Part of the problem is how the network industries are regulated. The good news is that the incoming European commission has an ideal opportunity to be part of the solution: to take a step back and apply critical thinking to past regulatory decisions, and creative - but pragmatic - thinking to future regulation.
Liberalisation has been the blueprint for the future of the network services sector for the past 20 years. It has been pursued on the promise that competition would automatically bring about better and cheaper services.
"The incoming European commission has an ideal opportunity to be part of the solution: to take a step back and apply critical thinking to past regulatory decisions, and creative - but pragmatic - thinking to future regulation"
In many cases such as telecoms, the promise has been delivered. But in others, – such as transport and energy – too many European consumers still face a lack of choice and/or high prices.
The new commission would therefore be well advised to investigate, in the light of actual results, what liberalisation and the internal market concretely means for network industries and be prepared to rebalance their respective objectives.
The infrastructure that allows water, transport, energy and communications services to be delivered is - in some countries and some sectors – in urgent need of upgrading.
Last month, the International Energy Agency said Europe’s electricity infrastructure alone needs a $2.2 trillion investment by 2035 just to be kept operational.
How the EU regulates this sector will have a big influence in attracting investment. This should be at the top of the commission’s mind for every regulatory decision made about network services.
Time and resources can be saved by the commission if instead of just coming up with new rules it focuses on properly implementing and enforcing the rules already in place.
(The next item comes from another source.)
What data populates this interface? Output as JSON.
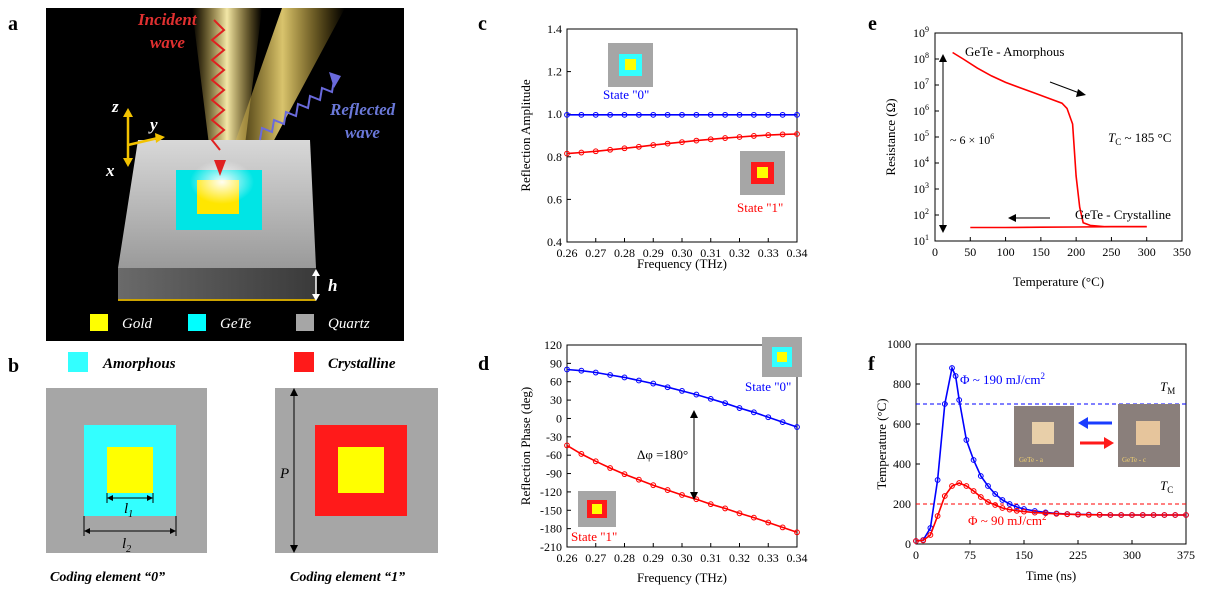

For example: the 1998 telecom regulation package has, sixteen years later, still not been fully implemented.
A more operational – but still crucial – change is to review how and by whom network services rules are made. The growing convergence between network industry sectors needs more systematic cooperation between different parts of the commission - and even reorganisation of the relevant DGs.
Smart Grids, for example, requires both digital and energy policy decisions. This is not just an administrative issue but, more fundamentally, it influences the capability for the commission to propose and communicate policies that, from the beginning of their inception, are integrated, consistent, and understandable.
"A more operational – but still crucial – change is to review how and by whom network services rules are made. The growing convergence between network industry sectors needs more systematic cooperation between different parts of the commission - and even reorganisation of the relevant DGs"
There are many more opportunities to be seized upon that will improve the services that network industries deliver to citizens. And if there is any hesitation, I would urge the commission to remember that, in a period where disillusionment with the EU is strongly expressed at the polls, it is the tangible benefits of the Union that will help turn around that sentiment.
Is there anything more real than having an affordable and adequate water, electricity, rail transport and broadband supply?